Predictions are not exact

Doctors cannot be expected to give an exact prognosis. When a woman is diagnosed as being at an advanced stage of breast cancer, her doctor may tell her that she has mere months to live, but a variety of factors could result in an individual living longer than expected.

Staging

According to a Mayo Clinic website discussing the staging of breast cancer, the staging of breast cancer is a way of measuring how large a breast cancer tumor is and how far the cancer has spread.

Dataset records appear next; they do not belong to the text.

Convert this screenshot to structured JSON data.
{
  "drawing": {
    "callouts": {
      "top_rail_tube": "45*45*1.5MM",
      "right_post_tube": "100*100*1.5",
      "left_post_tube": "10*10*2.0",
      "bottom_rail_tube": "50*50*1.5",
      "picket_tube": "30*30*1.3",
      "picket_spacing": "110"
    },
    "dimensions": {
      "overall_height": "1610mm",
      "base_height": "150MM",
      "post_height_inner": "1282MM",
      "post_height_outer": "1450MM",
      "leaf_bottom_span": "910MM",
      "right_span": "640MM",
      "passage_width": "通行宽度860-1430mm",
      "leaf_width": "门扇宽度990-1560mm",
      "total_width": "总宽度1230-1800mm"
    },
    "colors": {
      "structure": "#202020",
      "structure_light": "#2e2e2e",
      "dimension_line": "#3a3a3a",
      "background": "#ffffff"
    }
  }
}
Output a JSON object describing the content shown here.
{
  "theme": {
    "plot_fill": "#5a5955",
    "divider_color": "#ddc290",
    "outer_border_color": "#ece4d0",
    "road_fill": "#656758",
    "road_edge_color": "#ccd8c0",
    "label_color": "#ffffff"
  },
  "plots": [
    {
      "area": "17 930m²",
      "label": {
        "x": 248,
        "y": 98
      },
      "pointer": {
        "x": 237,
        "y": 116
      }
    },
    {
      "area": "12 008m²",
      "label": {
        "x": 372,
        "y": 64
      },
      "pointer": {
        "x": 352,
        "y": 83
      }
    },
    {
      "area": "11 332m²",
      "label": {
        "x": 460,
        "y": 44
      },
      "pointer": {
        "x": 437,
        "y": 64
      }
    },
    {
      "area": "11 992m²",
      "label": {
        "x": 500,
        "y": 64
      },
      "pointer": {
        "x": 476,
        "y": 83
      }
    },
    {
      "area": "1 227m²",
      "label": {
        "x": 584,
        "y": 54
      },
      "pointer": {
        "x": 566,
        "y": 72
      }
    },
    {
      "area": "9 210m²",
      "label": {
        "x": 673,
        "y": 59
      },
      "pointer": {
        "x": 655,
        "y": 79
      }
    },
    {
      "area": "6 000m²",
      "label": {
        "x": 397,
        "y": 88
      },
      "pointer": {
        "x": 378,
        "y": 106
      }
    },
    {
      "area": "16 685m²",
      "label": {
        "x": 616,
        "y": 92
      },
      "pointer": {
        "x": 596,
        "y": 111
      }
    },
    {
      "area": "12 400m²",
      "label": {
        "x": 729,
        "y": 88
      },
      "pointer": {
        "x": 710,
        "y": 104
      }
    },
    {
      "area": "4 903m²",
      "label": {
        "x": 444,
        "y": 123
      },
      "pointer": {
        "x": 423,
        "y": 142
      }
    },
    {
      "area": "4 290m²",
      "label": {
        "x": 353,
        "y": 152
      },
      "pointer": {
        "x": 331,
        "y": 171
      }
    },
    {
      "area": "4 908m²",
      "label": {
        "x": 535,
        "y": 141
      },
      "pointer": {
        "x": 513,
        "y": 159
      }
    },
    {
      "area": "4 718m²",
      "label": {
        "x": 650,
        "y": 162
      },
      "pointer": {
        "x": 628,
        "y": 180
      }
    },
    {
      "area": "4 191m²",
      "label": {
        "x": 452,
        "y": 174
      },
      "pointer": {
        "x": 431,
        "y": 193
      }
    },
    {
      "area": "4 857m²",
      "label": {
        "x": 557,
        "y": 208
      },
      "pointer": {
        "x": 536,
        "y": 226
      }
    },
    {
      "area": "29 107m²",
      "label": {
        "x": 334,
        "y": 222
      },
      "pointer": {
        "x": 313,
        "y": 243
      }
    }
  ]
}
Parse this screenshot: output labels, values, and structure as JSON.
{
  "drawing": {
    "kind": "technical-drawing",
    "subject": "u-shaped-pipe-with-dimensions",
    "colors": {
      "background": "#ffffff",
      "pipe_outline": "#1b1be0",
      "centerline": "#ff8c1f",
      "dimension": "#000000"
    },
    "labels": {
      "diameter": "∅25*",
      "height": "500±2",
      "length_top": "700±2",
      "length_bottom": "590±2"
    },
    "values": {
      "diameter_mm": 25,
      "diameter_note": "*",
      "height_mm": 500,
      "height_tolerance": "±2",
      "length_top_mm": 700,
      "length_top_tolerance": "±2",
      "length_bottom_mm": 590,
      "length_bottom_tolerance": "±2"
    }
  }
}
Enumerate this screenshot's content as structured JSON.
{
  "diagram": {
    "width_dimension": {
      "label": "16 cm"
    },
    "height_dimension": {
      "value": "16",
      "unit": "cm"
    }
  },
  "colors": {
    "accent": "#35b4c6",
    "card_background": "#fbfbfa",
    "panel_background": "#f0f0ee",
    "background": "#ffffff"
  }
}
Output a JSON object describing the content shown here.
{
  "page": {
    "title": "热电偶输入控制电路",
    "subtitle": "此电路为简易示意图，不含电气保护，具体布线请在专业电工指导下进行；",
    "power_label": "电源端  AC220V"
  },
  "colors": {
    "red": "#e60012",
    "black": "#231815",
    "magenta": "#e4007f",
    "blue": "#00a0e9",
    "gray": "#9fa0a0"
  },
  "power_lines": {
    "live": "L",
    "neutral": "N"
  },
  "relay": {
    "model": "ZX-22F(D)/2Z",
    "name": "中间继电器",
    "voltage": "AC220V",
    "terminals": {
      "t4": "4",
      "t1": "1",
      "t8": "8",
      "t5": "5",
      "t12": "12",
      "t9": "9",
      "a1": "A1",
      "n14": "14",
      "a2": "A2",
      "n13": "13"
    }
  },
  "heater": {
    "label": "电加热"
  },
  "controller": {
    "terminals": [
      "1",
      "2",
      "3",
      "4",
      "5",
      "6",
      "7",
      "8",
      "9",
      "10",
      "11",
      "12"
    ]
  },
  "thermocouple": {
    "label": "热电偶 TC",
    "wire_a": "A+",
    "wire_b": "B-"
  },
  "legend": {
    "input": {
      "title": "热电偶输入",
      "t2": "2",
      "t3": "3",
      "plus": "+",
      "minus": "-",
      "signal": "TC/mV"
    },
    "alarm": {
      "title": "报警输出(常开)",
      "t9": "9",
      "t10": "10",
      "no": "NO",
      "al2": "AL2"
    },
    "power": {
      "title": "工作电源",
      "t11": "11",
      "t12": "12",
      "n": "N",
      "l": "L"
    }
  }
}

A beginning stage I diagnoses is indicative of a small tumor that has not begun to spread throughout the body while a potentially terminal stage IV is an advanced cancer that may have spread to vital organs or large swaths of tissue. A stage I diagnoses has a high survival rate when treated. If left untreated, a less advanced staging is a less certain indicator of life expectancy. Similarly, stage IV cancer has a drastically lower survivability rate, and it does not improve without treatment.

Suvivability

According to the U.S. government's National Cancer institute, the survival rate over 5 years for those with localized cancer, that is cancer that has not spread from where it originated, is at 98 percent. If the cancer has spread to nearby lymph nodes (glands near the neck, armpits and groin that filter and transport certain fluids), the survival rate for the five years is at 83.6 percent. Once the cancer has spread throughout the body to larger sections of tissue or vital origins, the survivability rate declines to 23.4 percent. It can be assumed that most of the people who make up these statistics were receiving treatment, so life expectancy will be lower for those who are not.

Race factor

Race seems to play a role in the survivability of breast cancer. According to the National Cancer Institute, the five year survivability was 90.2 percent for white women and 77.5 percent for black women. Of course, the vast majority of women in both groups were receiving treatment.

A Small Study

A study by Drs. Peter A.S. Johnstone and Marilyn S. Norton, and Robert H. Riffenburgh, PhD., of 250 untreated breast cancer patients found that the median survival time was 2.7 years. They also studied the data on 1,022 untreated patients in other studies, and found a median survival time of 2.3 years.

Regressions are rare

In a few rare cases, women suffering from advanced breast cancer have experienced regressions. According to a CNN report, there are only 32 documented cases of this phenomenon.When speaking of cancer, regression means the size of a tumor has gotten smaller or that the amount of cancer in the body is reduced. This does not change the fact that people with a cancer diagnosis are still advised to seek treatment.